UNE IDÉOLOGIE QUI POLLUE NOS ONDES

UNE IDÉOLOGIE QUI POLLUE NOS ONDES

Louise Lebrun – Bonnes Nouv’Ailes

Pour mille et une raisons, on peut aimer ou haïr la série télévisée « Lance et compte ». Moi qui ai aimé « Lance et compte I », j’en suis venue à détester « Lance et compte II ». Pourquoi ? Parce qu’à chaque émission de la deuxième série, on nous sert sous différentes versions la recette des « gagnant-e-s ». En voici quelques-unes :

– Si vous êtes classé le deuxième joueur d’une équipe de hockey, juste derrière le meilleur, tassez, écrasez le premier joueur, la vedette qui vous tient dans son ombre, même si celui-ci est votre meilleur ami. Si vous êtes l’entraîneur d’une équipe de hockey, dénigrez publiquement l’entraîneur adverse, histoire de lui faire perdre ses moyens, surtout s’il est votre meilleur ami.

– Si vous êtes mannequin « classe internationale », pour obtenir une promotion, ne rejetez pas le harcèlement sexuel de votre patron. Faites comme « s’il n’y avait rien là », ça fait partie de la « game ».

_ Si vous êtes un multi-milliardaire qui fait chanter tout le monde avec son argent, même son propre fils, dites à votre fils : « Ça va, j’ai compris », en écrasant une larme de repentir et vous recevrez instantanément l’absolution pour toutes vos fautes, tout en demeurant aussi riche et aussi…

Dire qu’il y a 2 500 000 spectateur-trice-s qui ont reçu cet édifiant message pendant treize semaines !

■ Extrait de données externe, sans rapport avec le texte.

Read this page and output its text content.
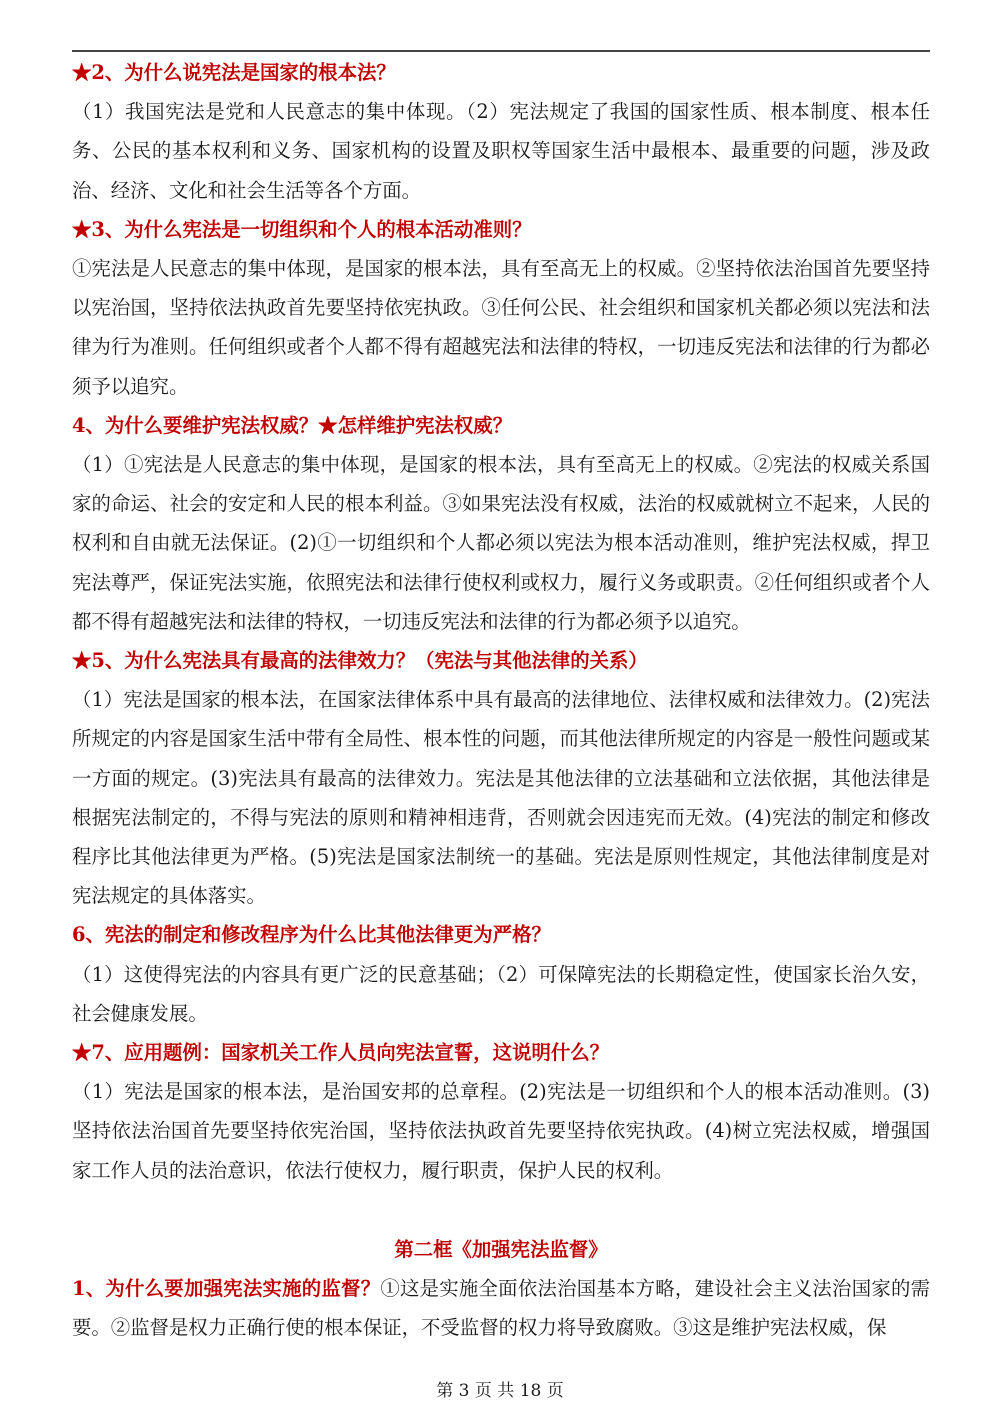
★2、为什么说宪法是国家的根本法？

（1）我国宪法是党和人民意志的集中体现。（2）宪法规定了我国的国家性质、根本制度、根本任务、公民的基本权利和义务、国家机构的设置及职权等国家生活中最根本、最重要的问题，涉及政治、经济、文化和社会生活等各个方面。

★3、为什么宪法是一切组织和个人的根本活动准则？

①宪法是人民意志的集中体现，是国家的根本法，具有至高无上的权威。②坚持依法治国首先要坚持以宪治国，坚持依法执政首先要坚持依宪执政。③任何公民、社会组织和国家机关都必须以宪法和法律为行为准则。任何组织或者个人都不得有超越宪法和法律的特权，一切违反宪法和法律的行为都必须予以追究。

4、为什么要维护宪法权威？★怎样维护宪法权威？

（1）①宪法是人民意志的集中体现，是国家的根本法，具有至高无上的权威。②宪法的权威关系国家的命运、社会的安定和人民的根本利益。③如果宪法没有权威，法治的权威就树立不起来，人民的权利和自由就无法保证。(2)①一切组织和个人都必须以宪法为根本活动准则，维护宪法权威，捍卫宪法尊严，保证宪法实施，依照宪法和法律行使权利或权力，履行义务或职责。②任何组织或者个人都不得有超越宪法和法律的特权，一切违反宪法和法律的行为都必须予以追究。

★5、为什么宪法具有最高的法律效力？（宪法与其他法律的关系）

（1）宪法是国家的根本法，在国家法律体系中具有最高的法律地位、法律权威和法律效力。(2)宪法所规定的内容是国家生活中带有全局性、根本性的问题，而其他法律所规定的内容是一般性问题或某一方面的规定。(3)宪法具有最高的法律效力。宪法是其他法律的立法基础和立法依据，其他法律是根据宪法制定的，不得与宪法的原则和精神相违背，否则就会因违宪而无效。(4)宪法的制定和修改程序比其他法律更为严格。(5)宪法是国家法制统一的基础。宪法是原则性规定，其他法律制度是对宪法规定的具体落实。

6、宪法的制定和修改程序为什么比其他法律更为严格？

（1）这使得宪法的内容具有更广泛的民意基础；（2）可保障宪法的长期稳定性，使国家长治久安，社会健康发展。

★7、应用题例：国家机关工作人员向宪法宣誓，这说明什么？

（1）宪法是国家的根本法，是治国安邦的总章程。(2)宪法是一切组织和个人的根本活动准则。(3)坚持依法治国首先要坚持依宪治国，坚持依法执政首先要坚持依宪执政。(4)树立宪法权威，增强国家工作人员的法治意识，依法行使权力，履行职责，保护人民的权利。

第二框《加强宪法监督》

1、为什么要加强宪法实施的监督？①这是实施全面依法治国基本方略，建设社会主义法治国家的需要。②监督是权力正确行使的根本保证，不受监督的权力将导致腐败。③这是维护宪法权威，保

第 3 页 共 18 页
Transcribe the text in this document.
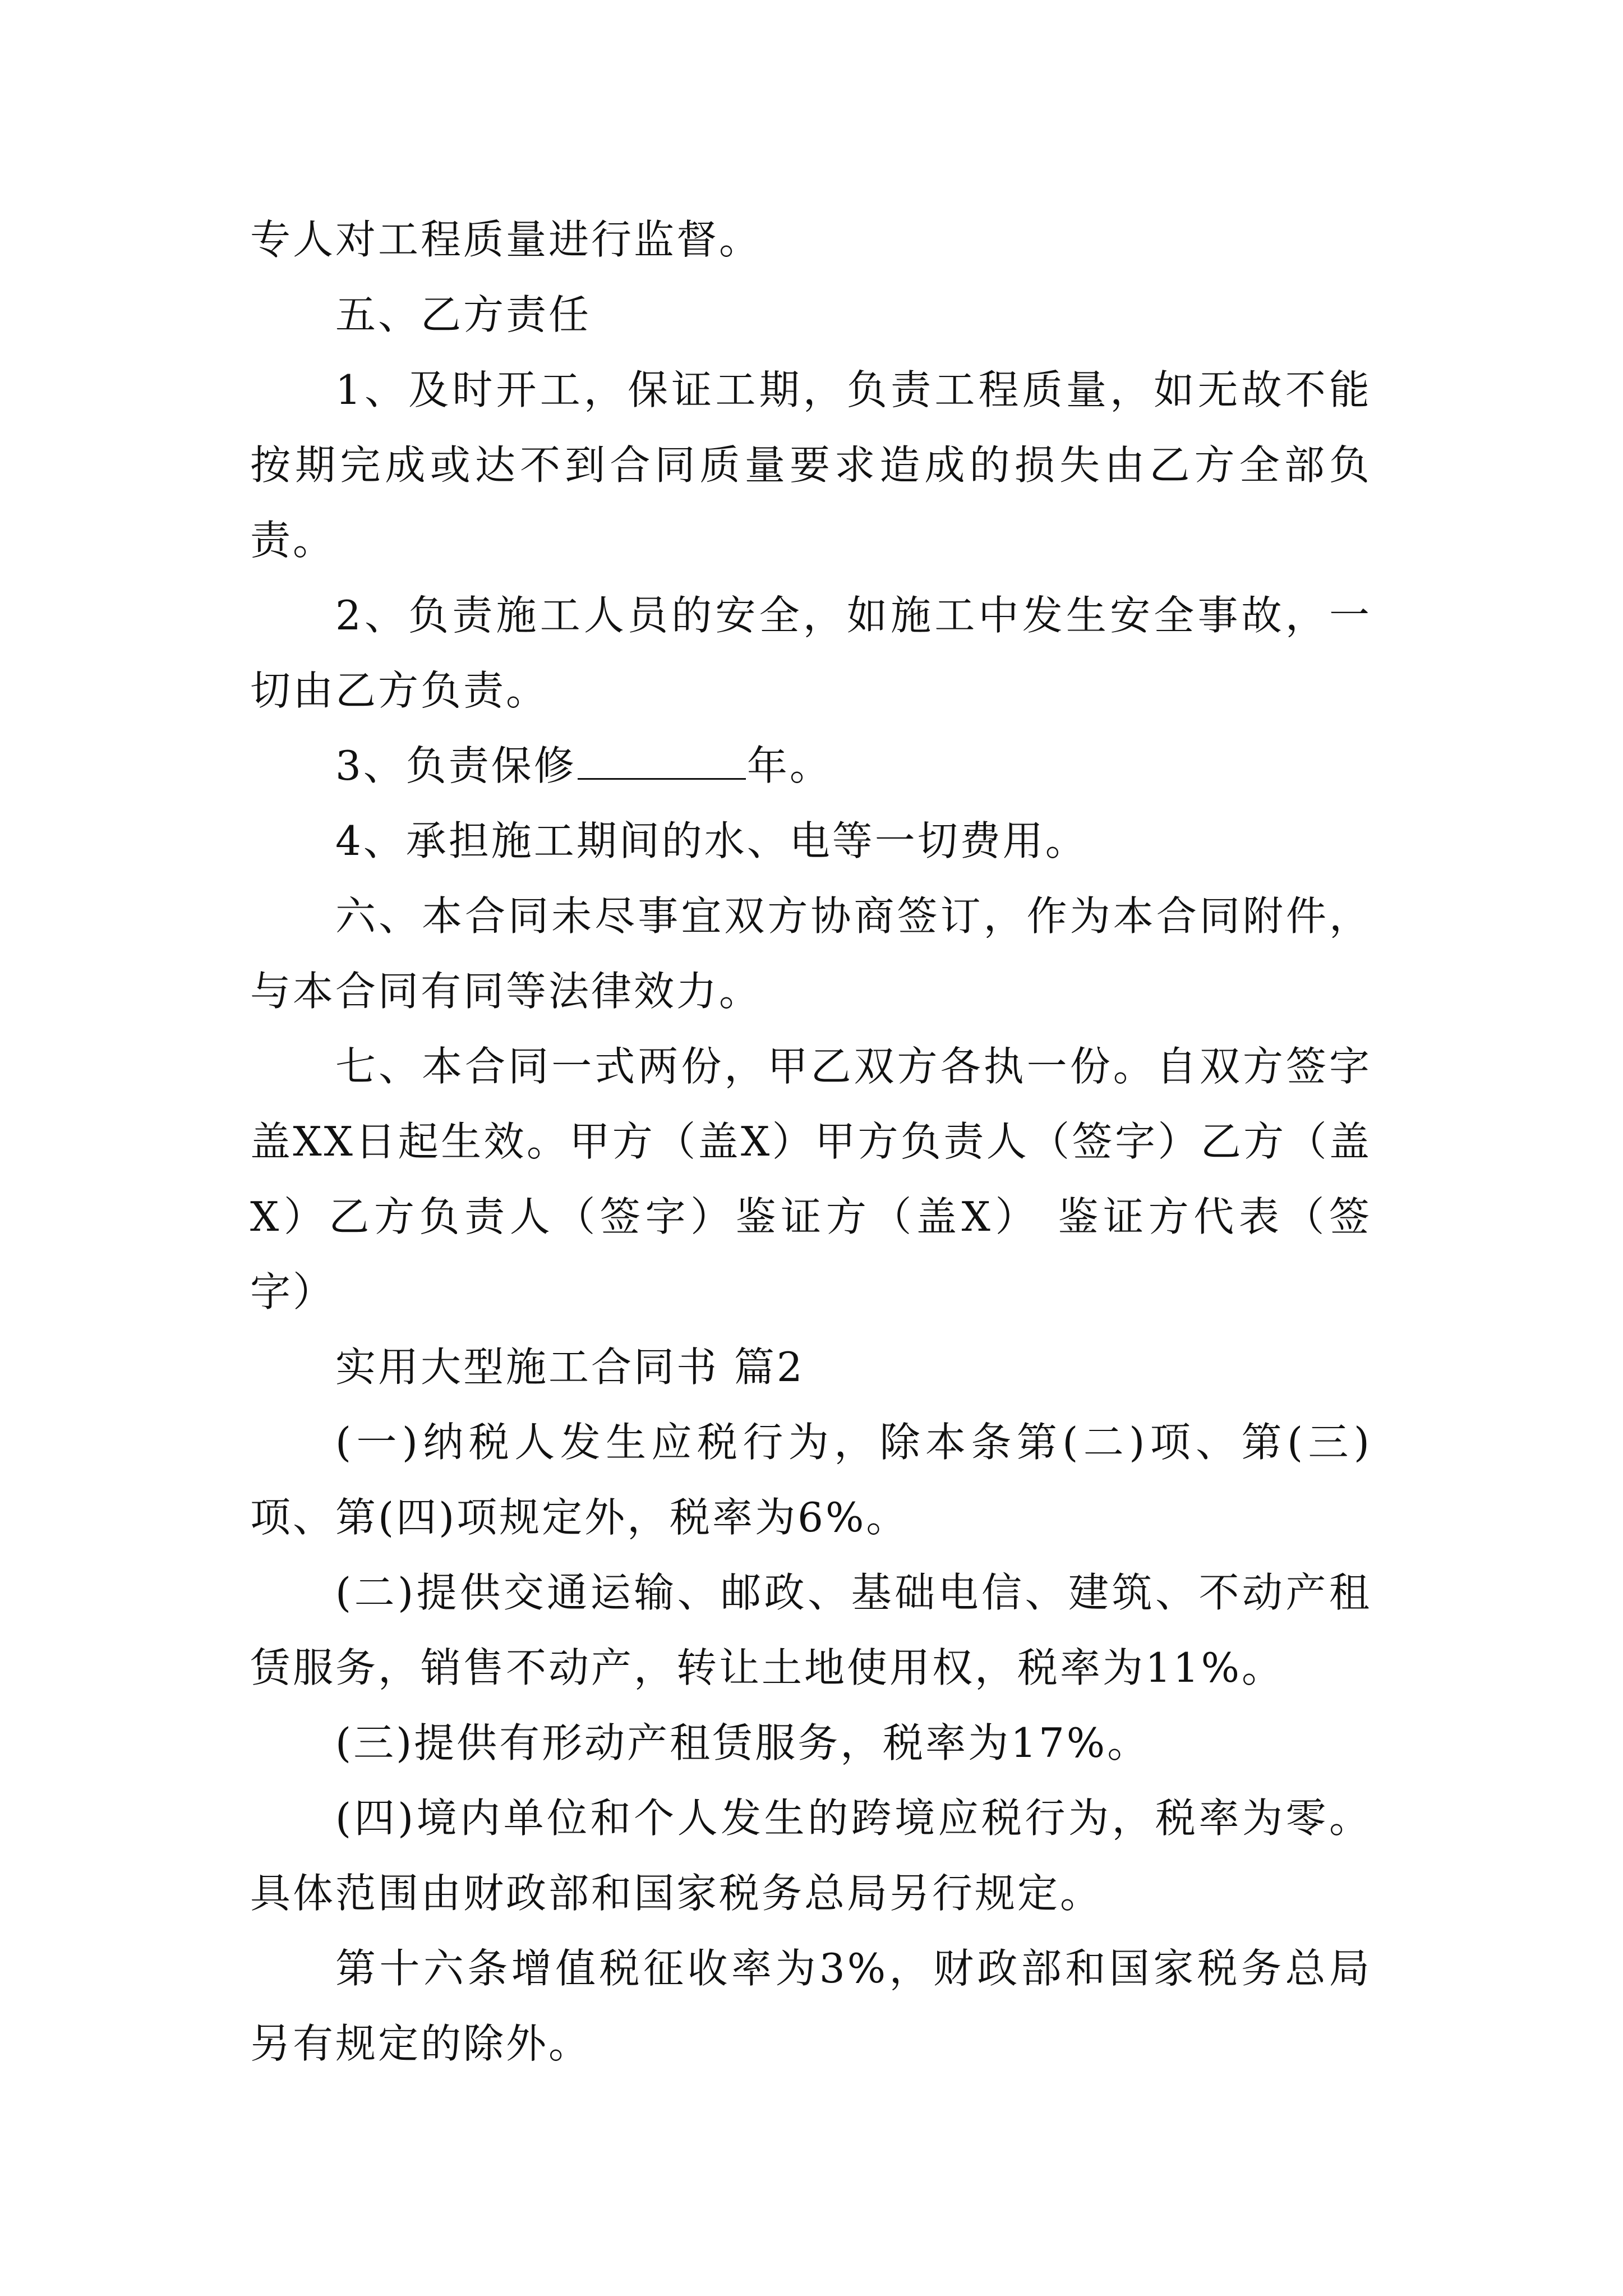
专人对工程质量进行监督。

五、乙方责任

1、及时开工，保证工期，负责工程质量，如无故不能按期完成或达不到合同质量要求造成的损失由乙方全部负责。

2、负责施工人员的安全，如施工中发生安全事故，一切由乙方负责。

3、负责保修	年。

4、承担施工期间的水、电等一切费用。

六、本合同未尽事宜双方协商签订，作为本合同附件，与本合同有同等法律效力。

七、本合同一式两份，甲乙双方各执一份。自双方签字盖XX日起生效。甲方（盖X）甲方负责人（签字）乙方（盖X）乙方负责人（签字）鉴证方（盖X） 鉴证方代表（签字）

实用大型施工合同书 篇2

(一)纳税人发生应税行为，除本条第(二)项、第(三)项、第(四)项规定外，税率为6%。

(二)提供交通运输、邮政、基础电信、建筑、不动产租赁服务，销售不动产，转让土地使用权，税率为11%。

(三)提供有形动产租赁服务，税率为17%。

(四)境内单位和个人发生的跨境应税行为，税率为零。具体范围由财政部和国家税务总局另行规定。

第十六条增值税征收率为3%，财政部和国家税务总局另有规定的除外。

Par les temps qui courent (ou qui boitent !), il y a dans l’air et sur les ondes une idéologie bien « crapaude » parce que mine de rien… mine de rien, elle nous dit : « Ben, voyons donc, qu’est-ce que tu demandes là ? Si tu VEUX réussir dans la vie, tu PEUX le faire. » Par réussir, entendons belle « job » payante en vue, grosse maison, gros « char ». Si tu ne réussis pas, entendons : si tu ne réussis pas à en mettre plein la vue, si tu es plutôt pauvre, pas très bien habillé-e, un vieux « bazou », un emploi précaire, parfois chômeur-euse ou assisté-e social-e, c’est que tu ne voulais pas assez, tu es lâche, un-e « pas bon-ne », un-e perdant-e ».

Mais voilà que, sur une autre longueur d’onde, des gens s’unissent pour exprimer leur vive inquiétude face à un pays qui « se transforme rapidement en une société très nettement stratifiée de gagnants et de perdants »1. Ces gens, ce sont les membres d’un comité de travail composé de représentant-e-s d’Églises, de syndicats, d’organisations populaires et de groupes de femmes. Ils ont publié un document intitulé Le temps de s’unir, appel à la solidarité.

Dans un premier temps, le document brosse un tableau dramatique de la pauvreté au Canada, des inégalités sociales et des disparités régionales. Il dénonce certains mythes concernant la santé économique du Canada. Mais surtout il pose la question suivante : « Voulons-nous poursuivre le cours actuel, à savoir une société fondée sur des valeurs et des priorités orientées principalement vers le marché, ou bien voulons-nous nous lancer dans une voie différente et bâtir une société et une économie qui soient enracinées dans les valeurs et dans les priorités de la solidarité sociale ?2 « 

Dans un deuxième temps, le document propose une série de politiques et de stratégies fondées sur la solidarité sociale. Ici on peut être plus ou moins d’accord avec tes solutions proposées. Et voilà que le débat commence !

Ce que les auteur-e-s veulent, c’est que le document soit utilisé par nos groupes afin de stimuler une réflexion collective sur des politiques de rechange. Même si je n’endosse pas au départ toutes les solutions suggérées, il m’apparaît urgent que tous les individus et les groupes de bonne volonté se solidarisent publiquement avec la position globale du document. Disons haut et fort que ce que nous voulons, c’est une société plus humaine fondée sur la solidarité sociale plutôt que sur les priorités dictées par les lois du marché. Faisons-le, ne serait-ce que pour brouiller certaines petites ondes bien « crapaudes ».

(Pour se procurer le document Le temps de s’unir, appel à la solidarité, téléphoner à Jean-Guy Casaubon : (514)527-8291, ou encore écrire à François Aubry : 1601, av. De Lorimier, Montréal, H2K 4M5)

1 Comité de travail pour la solidarité sociale, Le temps de s’unir, appel à la solidarité, nov. 1987, p. 6.